Synapse: PRISMA's Psychedelic Science Archive

About Synapse

The field of psychedelic science is a dynamic and rapidly expanding discipline. However, navigating its vast and growing body of literature can be a significant challenge, especially for an emerging research ecosystem like the one in Puerto Rico. To address this, we are developing a psychedelic literature database. This project aims to accelerate the development of new research and knowledge products by making the most relevant scientific literature more accessible to researchers in Puerto Rico and the wider Latin American community.

Justification: A Catalyst for Research

For an underdeveloped discipline like psychedelic science in Puerto Rico, a literature review can be a daunting and time-consuming task. Our project directly tackles this challenge by streamlining the process of finding and synthesizing information. By providing a curated and easily searchable database, we free up researchers to dedicate more time to designing studies and analyzing results. This initiative is designed to empower our community by providing a foundational tool that fosters more efficient and impactful research.

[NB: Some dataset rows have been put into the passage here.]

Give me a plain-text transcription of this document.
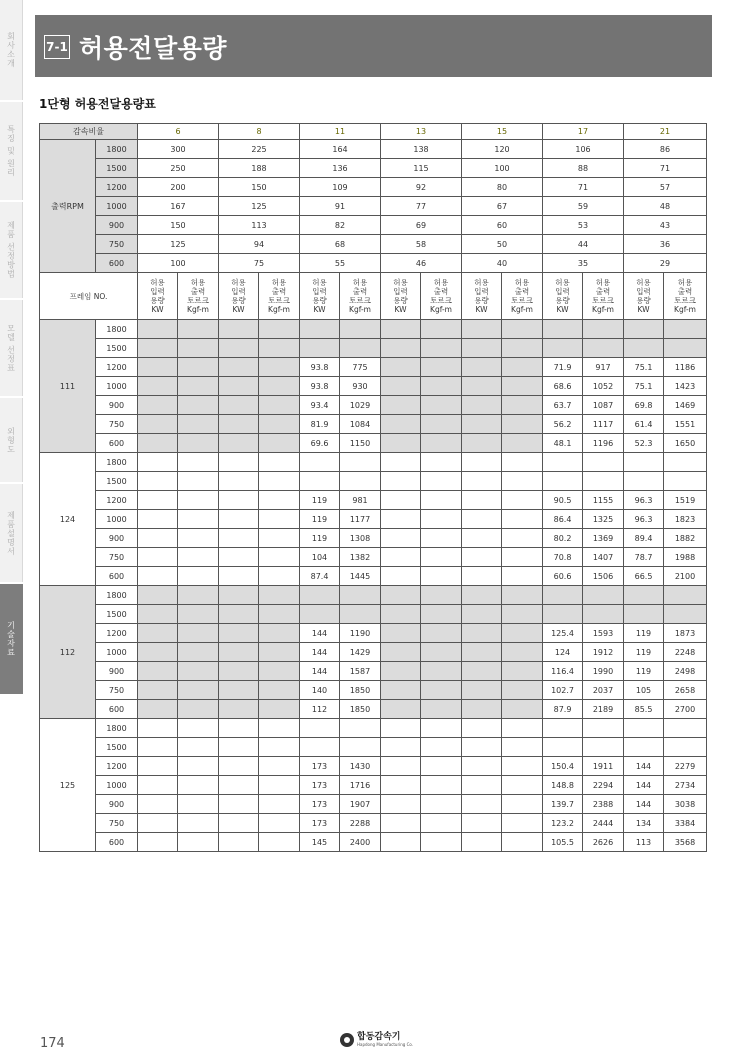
회사소개
특징 및 원리
제품 선정방법
모델 선정표
외형도
제품설명서
기술자료
7-1 허용전달용량
1단형 허용전달용량표
감속비율		6		8		11		13		15		17		21	
출력RPM	1800	300		225		164		138		120		106		86	
	1500	250		188		136		115		100		88		71	
	1200	200		150		109		92		80		71		57	
	1000	167		125		91		77		67		59		48	
	900	150		113		82		69		60		53		43	
	750	125		94		68		58		50		44		36	
	600	100		75		55		46		40		35		29	
프레임 NO.		허용
입력
용량
KW	허용
출력
토르크
Kgf-m	허용
입력
용량
KW	허용
출력
토르크
Kgf-m	허용
입력
용량
KW	허용
출력
토르크
Kgf-m	허용
입력
용량
KW	허용
출력
토르크
Kgf-m	허용
입력
용량
KW	허용
출력
토르크
Kgf-m	허용
입력
용량
KW	허용
출력
토르크
Kgf-m	허용
입력
용량
KW	허용
출력
토르크
Kgf-m
111	1800														
	1500														
	1200					93.8	775					71.9	917	75.1	1186
	1000					93.8	930					68.6	1052	75.1	1423
	900					93.4	1029					63.7	1087	69.8	1469
	750					81.9	1084					56.2	1117	61.4	1551
	600					69.6	1150					48.1	1196	52.3	1650
124	1800														
	1500														
	1200					119	981					90.5	1155	96.3	1519
	1000					119	1177					86.4	1325	96.3	1823
	900					119	1308					80.2	1369	89.4	1882
	750					104	1382					70.8	1407	78.7	1988
	600					87.4	1445					60.6	1506	66.5	2100
112	1800														
	1500														
	1200					144	1190					125.4	1593	119	1873
	1000					144	1429					124	1912	119	2248
	900					144	1587					116.4	1990	119	2498
	750					140	1850					102.7	2037	105	2658
	600					112	1850					87.9	2189	85.5	2700
125	1800														
	1500														
	1200					173	1430					150.4	1911	144	2279
	1000					173	1716					148.8	2294	144	2734
	900					173	1907					139.7	2388	144	3038
	750					173	2288					123.2	2444	134	3384
	600					145	2400					105.5	2626	113	3568
174	합동감속기
Hapdong Manufacturing Co.
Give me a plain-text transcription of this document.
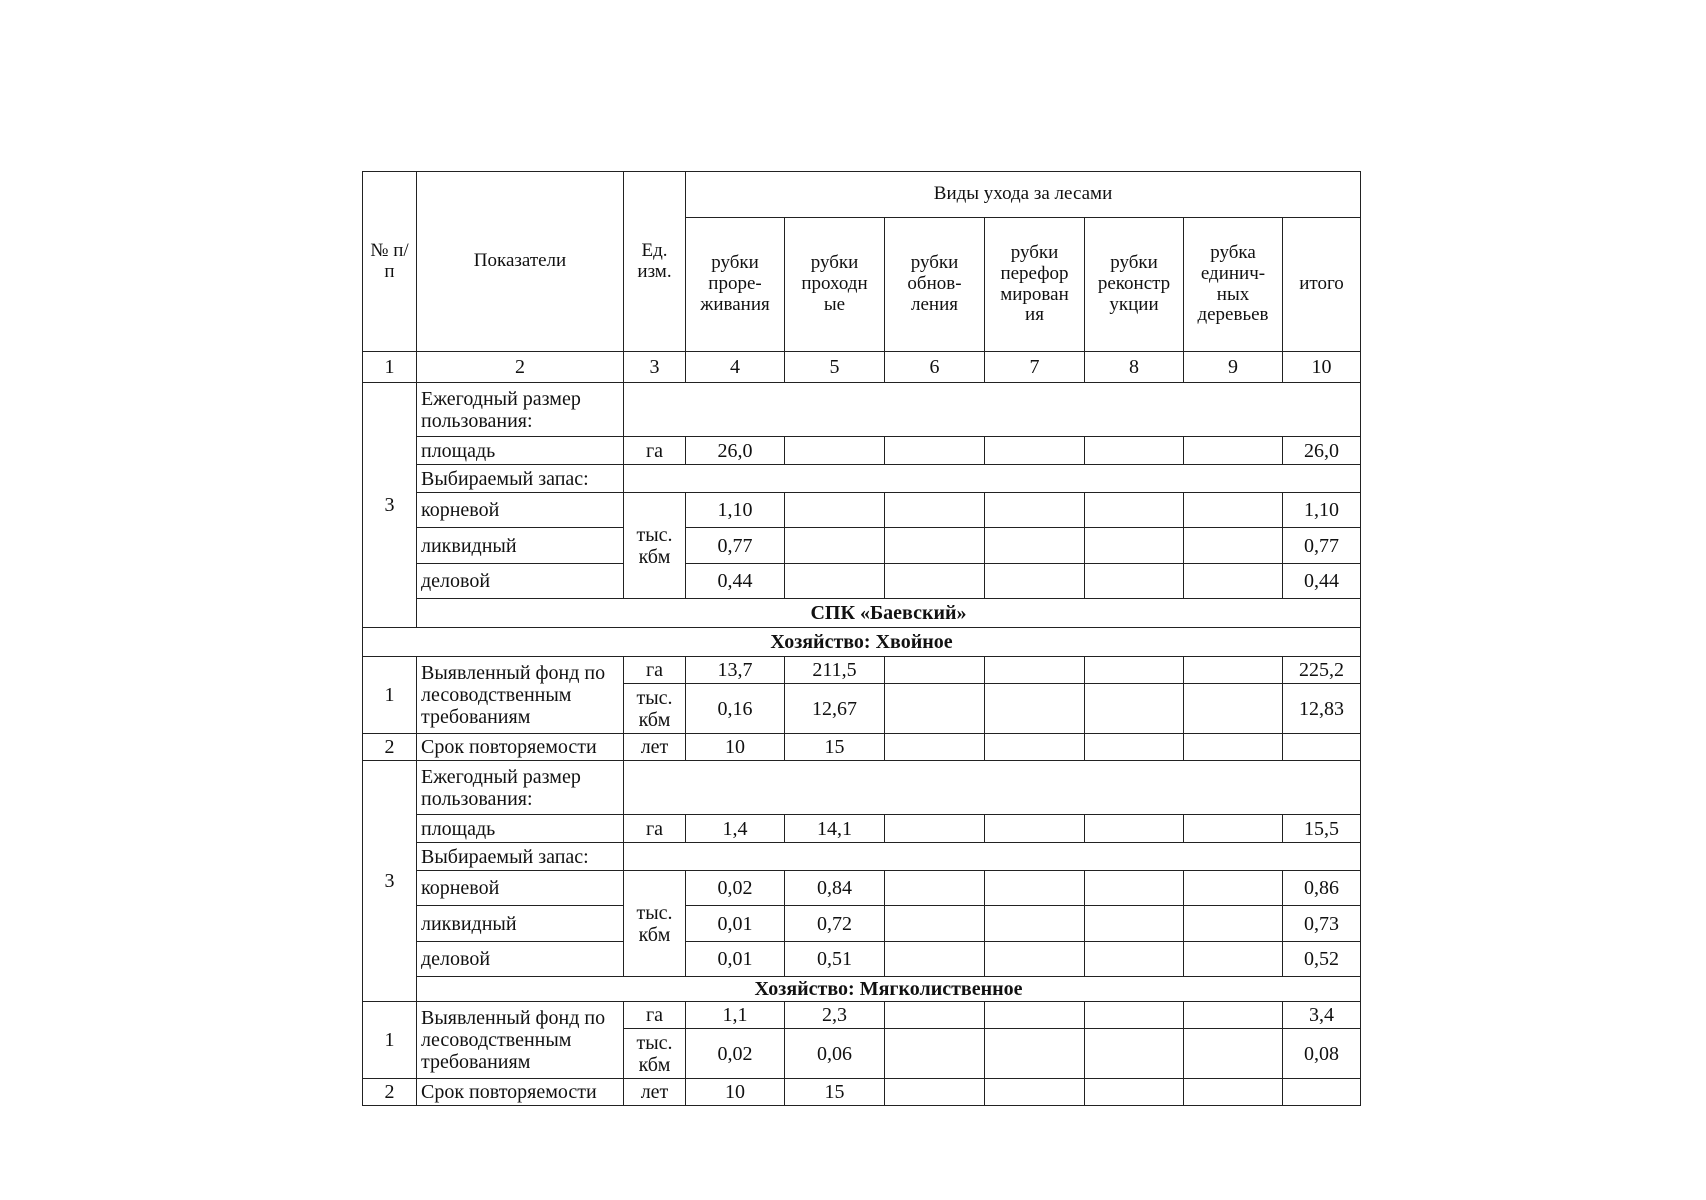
№ п/п	Показатели	Ед. изм.	Виды ухода за лесами						
			рубки проре-живания	рубки проходн ые	рубки обнов-ления	рубки перефор мирован ия	рубки реконстр укции	рубка единич-ных деревьев	итого
1	2	3	4	5	6	7	8	9	10
3	Ежегодный размер пользования:								
	площадь	га	26,0						26,0
	Выбираемый запас:								
	корневой	тыс. кбм	1,10						1,10
	ликвидный		0,77						0,77
	деловой		0,44						0,44
	СПК «Баевский»								
Хозяйство: Хвойное									
1	Выявленный фонд по лесоводственным требованиям	га	13,7	211,5					225,2
		тыс. кбм	0,16	12,67					12,83
2	Срок повторяемости	лет	10	15					
3	Ежегодный размер пользования:								
	площадь	га	1,4	14,1					15,5
	Выбираемый запас:								
	корневой	тыс. кбм	0,02	0,84					0,86
	ликвидный		0,01	0,72					0,73
	деловой		0,01	0,51					0,52
	Хозяйство: Мягколиственное								
1	Выявленный фонд по лесоводственным требованиям	га	1,1	2,3					3,4
		тыс. кбм	0,02	0,06					0,08
2	Срок повторяемости	лет	10	15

Our Approach: Methodology and Design

Our approach is built on a two-phase development methodology that leverages automation and machine learning to make the database a powerful and intelligent tool.

The first phase, lasting three months, focuses on building a Python-based scraper. This tool will systematically find relevant papers based on keywords from a variety of sources. Once the papers are identified, a machine learning algorithm will categorize the articles under descriptive labels, making it easier to sift through the content and find specific areas of interest.

The second phase, also spanning three months, involves the development of an AI summarization workflow. For open-source papers, AI will be used to generate concise summaries. In cases where papers are behind a paywall, we will solicit the full text from the authors. If the full paper is not obtained, the database will display the abstract in its place, ensuring transparency about the information's source and scope.

Project Timeline and Status

This project's development is structured to provide an accessible and valuable resource to the community as quickly as possible. The initial development phase is projected to take a total of six months. We will dedicate three months to building and refining the Python scraping tool, followed by three months to develop the AI summarization workflow. Following this initial six-month period, the project will transition into an indefinite community offering, with continuous updates to ensure the database remains the most up-to-date and relevant resource available.